From Psyop To Mindwar, by Cynthia Chung

Since Hiroshima, there’s always been whack-jobs in the US government who think a nuclear war is “winnable.” From Cynthia Chung at southfront.org:

From PSYOP to MindWar

Illustrative Image

“MindWar must be strategic in emphasis, with tactical applications playing a reinforcing, supplementary role. In its strategic context, MindWar must reach out to friends, enemies, and neutrals alike across the globe…through the media possessed by the United States which have the capabilities to reach virtually all people on the face of the Earth…State of the art developments in satellite communication, video recording techniques, and laser and optical transmission of broadcasts make possible a penetration of the minds of the world such as would have been inconceivable just a few years ago. Like the sword of Excalibur, we have but to reach out and seize this tool; and it can transform the world for us if we have the courage and integrity to enhance civilization with it. If we do not accept Excalibur, then we relinquish our ability to inspire foreign cultures with our morality. If they can then desire moralities unsatisfactory to us, we have no choice but to fight them on a more brutish level.”

– “From PSYOP to MindWar: The Psychology of Victory” by Col. Paul Vallely and Maj. Michael Aquino, a document written to increase the influence of the “spoon-benders” in the U.S. military.

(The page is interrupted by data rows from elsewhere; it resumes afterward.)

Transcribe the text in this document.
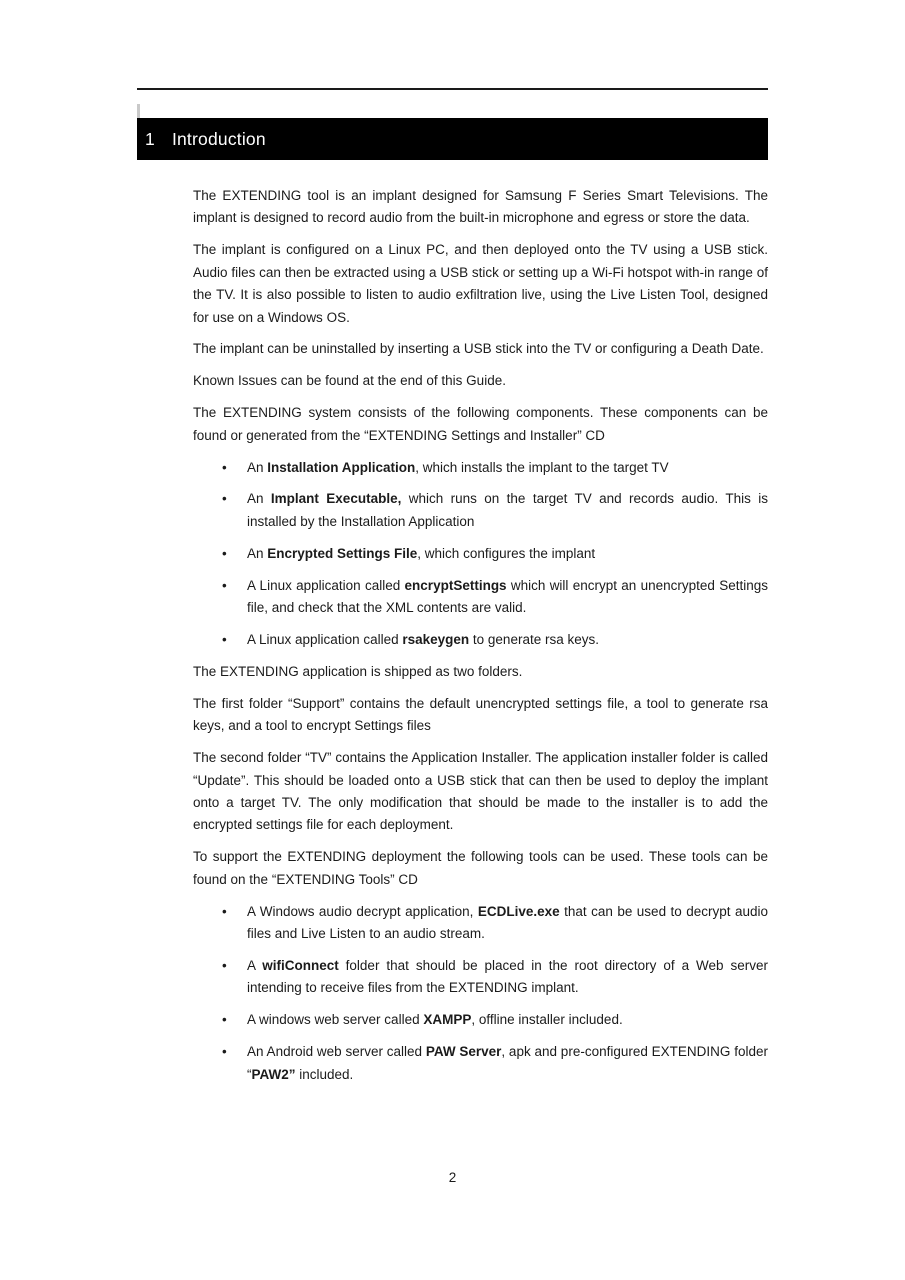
1 Introduction
The EXTENDING tool is an implant designed for Samsung F Series Smart Televisions. The implant is designed to record audio from the built-in microphone and egress or store the data.
The implant is configured on a Linux PC, and then deployed onto the TV using a USB stick. Audio files can then be extracted using a USB stick or setting up a Wi-Fi hotspot with-in range of the TV. It is also possible to listen to audio exfiltration live, using the Live Listen Tool, designed for use on a Windows OS.
The implant can be uninstalled by inserting a USB stick into the TV or configuring a Death Date.
Known Issues can be found at the end of this Guide.
The EXTENDING system consists of the following components. These components can be found or generated from the “EXTENDING Settings and Installer” CD
• An Installation Application, which installs the implant to the target TV
• An Implant Executable, which runs on the target TV and records audio. This is installed by the Installation Application
• An Encrypted Settings File, which configures the implant
• A Linux application called encryptSettings which will encrypt an unencrypted Settings file, and check that the XML contents are valid.
• A Linux application called rsakeygen to generate rsa keys.
The EXTENDING application is shipped as two folders.
The first folder “Support” contains the default unencrypted settings file, a tool to generate rsa keys, and a tool to encrypt Settings files
The second folder “TV” contains the Application Installer. The application installer folder is called “Update”. This should be loaded onto a USB stick that can then be used to deploy the implant onto a target TV. The only modification that should be made to the installer is to add the encrypted settings file for each deployment.
To support the EXTENDING deployment the following tools can be used. These tools can be found on the “EXTENDING Tools” CD
• A Windows audio decrypt application, ECDLive.exe that can be used to decrypt audio files and Live Listen to an audio stream.
• A wifiConnect folder that should be placed in the root directory of a Web server intending to receive files from the EXTENDING implant.
• A windows web server called XAMPP, offline installer included.
• An Android web server called PAW Server, apk and pre-configured EXTENDING folder “PAW2” included.
2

About one year ago, the U.S. military conducted a simulation of a “limited” nuclear exchange with…Russia. This was strange news on several accounts. For one, this sort of thing is not typically announced in the candid detail U.S. defense secretary Mark Esper described to journalists, giddy that he got to “play himself” in this war game scenario as if he were preparing for a Hollywood movie doing his best John Wayne impression: “If you got them by the balls their hearts and minds will follow.

However, the most concerning revelation of this simulated exercise was the announcement to the American people that “it might be possible to fight, and win, a battle with nuclear weapons, without the exchange leading to an all-out-world-ending conflict.”

In other words, throw your cares to the wind, that is, the “spirit wind” known as kamikaze, because we are going for it.

In the transcript of a background briefing on the war game exercise, senior Pentagon officials described their tactic further, explaining that their confident calculation on being “victorious” in this exercise completely relied on the supposition that such a confrontation would remain “limited” in its nuclear exchange.

“It’s a very reasonable response to what we saw was a Russian nuclear doctrine and nuclear capability that suggested to us that they might use nuclear weapons in a limited way,” a senior official stated.